По крайней мере, можно сказать, что русское эсхатологическое сознание раздваивалось между отрицательными и положительными полюсами ожидания, или, говоря другими словами, между средневековым образом Страшного Суда и раннехристианским чаянием вечной жизни. Последнее, возможно, объясняет странную популярность на Руси некоторых доникейских отцов, на которых обычно не обращают внимания как на «вытесненных» классической и постклассической патриотической мыслью.
Аскетизм
Аскетизм разнообразно коренится в человеческой природе и ее религиозных потребностях; поэтому он присущ обоим религиозным течениям, ориентированным соответственно на любовь или страх. Можно ожидать, — и это ожидание подтверждается историческими свидетельствами, — что религия страха порождает более суровые и более мощные формы аскетизма. На среднем уровне русский аскетизм не достиг грандиозных вершин христианского Востока, ни даже, в некоторых отношениях, католического Запада. Вообще говоря, русский тип аскетизма отличается умеренностью, хотя эта умеренность может показаться крайностью нашим современникам. Наиболее суровый образ жизни, в подземных пещерах и затворе, вели ученики Антония Киевского, который сам прошел выучку в школе Святой горы Афон. Через Святую гору можно проследить влияние сирийского монашества на эту школу благочестия. Одно из аскетических изобретений Сирии — вериги — привились и на Руси и применялись до самого последнего времени. С другой стороны, столпничество не оставило какихлибо следов в домонгольской Руси. Оно появляется в несколько смягченной форме в более поздние века.
Кекотическая школа преподобного Феодосия предпочла умеренные аскетические подвиги, заимствованные из палестинского опыта: пост, физический труд, бодрствование. Война против диавола и плоти велась неустанно и мужественно.

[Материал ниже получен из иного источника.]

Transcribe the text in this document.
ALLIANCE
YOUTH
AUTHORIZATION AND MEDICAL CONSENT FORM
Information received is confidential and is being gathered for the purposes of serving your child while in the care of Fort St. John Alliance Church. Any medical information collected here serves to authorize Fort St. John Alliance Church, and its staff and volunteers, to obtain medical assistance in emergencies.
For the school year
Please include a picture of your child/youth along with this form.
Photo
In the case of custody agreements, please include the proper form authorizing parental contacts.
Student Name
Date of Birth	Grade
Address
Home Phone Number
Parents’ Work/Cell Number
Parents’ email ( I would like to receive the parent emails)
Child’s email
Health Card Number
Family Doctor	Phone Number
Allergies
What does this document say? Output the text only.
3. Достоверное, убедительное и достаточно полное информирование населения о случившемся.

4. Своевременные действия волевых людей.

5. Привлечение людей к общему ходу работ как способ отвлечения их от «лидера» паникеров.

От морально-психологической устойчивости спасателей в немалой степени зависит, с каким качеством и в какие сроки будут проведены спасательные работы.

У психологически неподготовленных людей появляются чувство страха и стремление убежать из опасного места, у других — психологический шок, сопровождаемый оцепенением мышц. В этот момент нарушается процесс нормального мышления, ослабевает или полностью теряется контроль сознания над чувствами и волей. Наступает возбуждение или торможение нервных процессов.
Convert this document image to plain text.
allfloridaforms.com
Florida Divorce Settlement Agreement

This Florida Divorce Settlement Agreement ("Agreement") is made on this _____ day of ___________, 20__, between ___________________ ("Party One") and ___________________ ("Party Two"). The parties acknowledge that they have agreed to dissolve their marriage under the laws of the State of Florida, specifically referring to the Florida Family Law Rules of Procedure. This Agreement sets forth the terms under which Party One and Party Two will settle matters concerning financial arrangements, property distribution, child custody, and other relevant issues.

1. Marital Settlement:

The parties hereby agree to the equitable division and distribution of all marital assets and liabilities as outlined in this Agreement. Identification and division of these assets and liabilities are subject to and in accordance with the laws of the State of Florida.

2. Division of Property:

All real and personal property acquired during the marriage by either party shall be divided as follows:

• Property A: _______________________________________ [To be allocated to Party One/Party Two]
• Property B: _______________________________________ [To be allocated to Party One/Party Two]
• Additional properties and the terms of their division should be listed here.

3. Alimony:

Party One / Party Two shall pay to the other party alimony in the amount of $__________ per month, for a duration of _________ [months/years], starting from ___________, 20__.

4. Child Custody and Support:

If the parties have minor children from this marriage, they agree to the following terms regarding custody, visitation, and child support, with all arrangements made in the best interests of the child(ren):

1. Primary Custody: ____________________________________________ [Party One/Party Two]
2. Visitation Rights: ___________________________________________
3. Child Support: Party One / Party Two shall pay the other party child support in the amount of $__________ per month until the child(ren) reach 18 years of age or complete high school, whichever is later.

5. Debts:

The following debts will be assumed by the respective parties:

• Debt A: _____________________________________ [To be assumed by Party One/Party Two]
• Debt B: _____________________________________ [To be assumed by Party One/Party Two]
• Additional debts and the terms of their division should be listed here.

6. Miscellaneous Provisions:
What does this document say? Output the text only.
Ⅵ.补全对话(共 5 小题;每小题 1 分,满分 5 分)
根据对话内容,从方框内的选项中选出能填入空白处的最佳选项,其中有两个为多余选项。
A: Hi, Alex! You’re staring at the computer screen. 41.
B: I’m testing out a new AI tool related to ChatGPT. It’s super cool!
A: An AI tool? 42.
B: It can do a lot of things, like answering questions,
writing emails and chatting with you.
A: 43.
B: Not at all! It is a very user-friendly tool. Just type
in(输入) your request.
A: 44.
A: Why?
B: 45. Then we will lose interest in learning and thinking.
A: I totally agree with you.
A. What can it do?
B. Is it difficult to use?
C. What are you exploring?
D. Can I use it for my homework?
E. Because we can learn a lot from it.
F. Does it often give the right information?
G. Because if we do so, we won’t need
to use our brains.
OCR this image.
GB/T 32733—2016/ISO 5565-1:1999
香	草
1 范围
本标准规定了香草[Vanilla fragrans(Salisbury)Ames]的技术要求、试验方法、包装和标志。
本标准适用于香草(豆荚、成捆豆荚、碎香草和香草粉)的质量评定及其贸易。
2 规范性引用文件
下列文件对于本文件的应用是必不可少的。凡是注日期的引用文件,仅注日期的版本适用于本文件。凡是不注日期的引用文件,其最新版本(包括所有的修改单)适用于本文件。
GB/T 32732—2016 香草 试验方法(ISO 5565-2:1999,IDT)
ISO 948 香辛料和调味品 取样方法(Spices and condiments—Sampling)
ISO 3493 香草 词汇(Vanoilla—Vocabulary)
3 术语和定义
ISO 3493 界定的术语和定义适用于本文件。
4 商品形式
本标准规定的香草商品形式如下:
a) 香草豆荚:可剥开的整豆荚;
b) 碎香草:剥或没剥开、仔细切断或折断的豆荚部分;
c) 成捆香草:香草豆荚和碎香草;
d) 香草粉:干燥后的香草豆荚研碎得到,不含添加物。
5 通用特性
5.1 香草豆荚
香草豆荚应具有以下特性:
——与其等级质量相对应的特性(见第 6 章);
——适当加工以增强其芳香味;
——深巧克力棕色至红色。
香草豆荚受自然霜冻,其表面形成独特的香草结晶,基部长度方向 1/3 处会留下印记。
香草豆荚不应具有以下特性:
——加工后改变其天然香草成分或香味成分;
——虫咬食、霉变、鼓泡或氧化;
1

Но вместо лобовых атак— самоистязаний, использовалась тактика осады, изматывания и постепенного обескровливания противника. Жестокость битвы подменялась постоянством усилий. По этой причине русские аскеты предпочитали классической греко–латинской терминологии войны терминологию труда. Эта концепция аскетизма на Руси не ограничивалась кенотическим подходом. Аскетическая агрессивность школы Антония осталась одиноким явлением в истории русской святости: ею восхищались, но последователей не нашлось.
Мистицизм
Из всех монашеских школ христианского Востока древний Египет, по–видимому, имел наименьшее влияние на Киевскую Русь, хотя египетские патерики и жития святых были хорошо, известны. В Египте под влиянием александрийского платонического богословия аскетизм был путем к созерцанию. На Руси до монгольского нашествия мы не находим никаких следов созерцательных течений. Менее всего можно говорить о бытовании мистицизма какого‑либо рода. Возрождение мистической жизни в Константинополе X и XI веков благодаря Симеону Новому Богослову осталось, по–видимому, незамеченным в Киеве. Правда, Студийский монастырь— великий духовный маяк для Руси— отвергал новое мистическое учение и его практику. Русь должна была ждать еще примерно три столетия, прежде чем смогла принять и довести до высокого совершенства мистический образ жизни.